Of course, you cannot write this unless you know how many arrays are in $array. That's where generated code comes handy:

$array = array(
    array('1', '2'),
    array('a', 'b', 'c'),
    array('x', 'y')
);
$result = array();

$php = '';
foreach ($array as $i => $arr)
{
    $php .= 'foreach ($array[' . $i . '] as $k' . $i . ' => $v' . $i . '){';

    if ($i > 0)
    {
        $sep  = 'if (';
        $j    = $i - 1;
        do
        {
            $php .= $sep . '$k' . $i . ' == $k' . $j;
            $sep  = ' || ';
        }
        while (--$j >= 0);

        $php .= ') { continue; } ';
    }
}

$php .= '$result[] = $v' . implode('.$v', array_keys($array)) . ';' . str_repeat('}', count($array));

eval($php);
print_r($result);

Note that this routine assumes that $array is a zero-based numerically indexed array, as in your example. It will generate the code quoted above, adjusted for an arbitrary number of arrays.


Update

Here's an alternative algorithm. It's still self-generated, but less bruteforce. We still have nested loops, except that each loop works on a copy of the array where keys that are currently used by outer loops have been removed from this loop's array. For example, if the values should be (a,b,c) but the outer loops are using the indices 0 and 2, we remove "a" (index 0) and "c" (index 2) and all we have left is "b". It means that loops work only on possible combinations and we don't need a if condition anymore.

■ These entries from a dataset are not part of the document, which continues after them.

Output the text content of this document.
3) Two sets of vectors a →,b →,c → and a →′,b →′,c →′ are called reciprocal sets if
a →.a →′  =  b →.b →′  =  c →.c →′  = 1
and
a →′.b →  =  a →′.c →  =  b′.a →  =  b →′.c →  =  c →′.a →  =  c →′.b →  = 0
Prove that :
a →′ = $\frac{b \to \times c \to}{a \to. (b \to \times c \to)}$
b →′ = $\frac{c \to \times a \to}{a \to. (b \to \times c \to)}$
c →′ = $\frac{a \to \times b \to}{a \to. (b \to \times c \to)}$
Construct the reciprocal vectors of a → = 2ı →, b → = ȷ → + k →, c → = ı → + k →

Furthermore, and this part can be applied to the previous algorithm as well, we process the arrays of values in order from the smallest to the largest so that we guarantee that used indices exist in current array. The downside is it doesn't generate the combinations in the same order. It generates the same combinations, just not in the same order. The code looks like this:

$a0 = $array[0];
foreach ($a0 as $k0 => $v0)
{
    $a2 = $array[2];
    unset($a2[$k0]);
    foreach ($a2 as $k2 => $v2)
    {
        $a1 = $array[1];
        unset($a1[$k0], $a1[$k2]);
        foreach ($a1 as $k1 => $v1)
        {
            $result[] = "$v0$v1$v2";
        }
    }
}

The above routine sets up a copy of the values at the beginning of every loop, then removes values that are used by outer loops. You can improve this process by setting up a copy of the values only once at the beginning, remove the keys as they are used (at the beginning of each loop) and put them back as they are freed (at the end of each loop). The routine then looks like this:

list($a0,$a1,$a2) = $array;
foreach ($a0 as $k0 => $v0)
{
    unset($a1[$k0], $a2[$k0]);
    foreach ($a2 as $k2 => $v2)
    {
        unset($a1[$k2]);
        foreach ($a1 as $k1 => $v1)
        {
            $result[] = "$v0$v1$v2";
        }
        $a1[$k2] = $array[1][$k2];
    }
    $a1[$k0] = $array[1][$k0];
    $a2[$k0] = $array[2][$k0];
}

The actual code that generates the source above is:

$keys = array_map('count', $array);
arsort($keys);

$inner_keys = array();
foreach ($keys as $k => $cnt)
{
    $keys[$k] = $inner_keys;
    $inner_keys[] = $k;
}

$result = array();

$php = 'list($a' . implode(',$a', array_keys($array)) . ')=$array;';
foreach (array_reverse($keys, true) as $i => $inner_keys)
{
    $php .= 'foreach ($a' . $i . ' as $k' . $i . ' => $v' . $i . '){';

    if ($inner_keys)
    {
        $php .= 'unset($a' . implode('[$k' . $i . '],$a', $inner_keys) . '[$k' . $i . ']);';
    }
}

$php .= '$result[] = "$v' . implode('$v', array_keys($array)) . '";';

foreach ($keys as $i => $inner_keys)
{
    foreach ($inner_keys as $j)
    {
        $php .= '$a' . $j . '[$k' . $i . ']=$array[' . $j . '][$k' . $i . "];\n";
    }
    $php .= '}';
}
eval($php);
Josh Davis
+1. That looks promising but is probably (also) to slow in practice for any reasonable amount of arrays(item)s. The *compiled* code I've used is currently evaluating 10 arrays with lengths from 10-19. There are already 234.783.155 solutions found without incrementing the index of the first array. *There has to be a better way than brute force going over all combinations.*
Lieven
In PHP, you'd have a hard time beating that kind of algorithm, as it doesn't use any functions and only relies on language constructs. If I'm not wrong, 10 arrays of length 10 to 19 would generate 10 billions results, so you'd need more than 100GB of RAM to hold them in memory.
Josh Davis
You are probably right about the performance, I don't know PHP. You are very much right about the memory consumption, I didn't thougt about that. I'm curious, how did you calculate the 10 billion results?
Lieven
If the first array has 10 elements and the last one has 19 elements, 10 arrays from 10 to 19 you have 10 keys * (11 keys - 1 used key) * (12 keys - 2 used keys) * etc... You end up with 10^10 combinations.
Josh Davis
Awesome, thanks for the alternative solution. At work right now so will give it a test later, looks like this is going to be the best solution.
Jack Sleight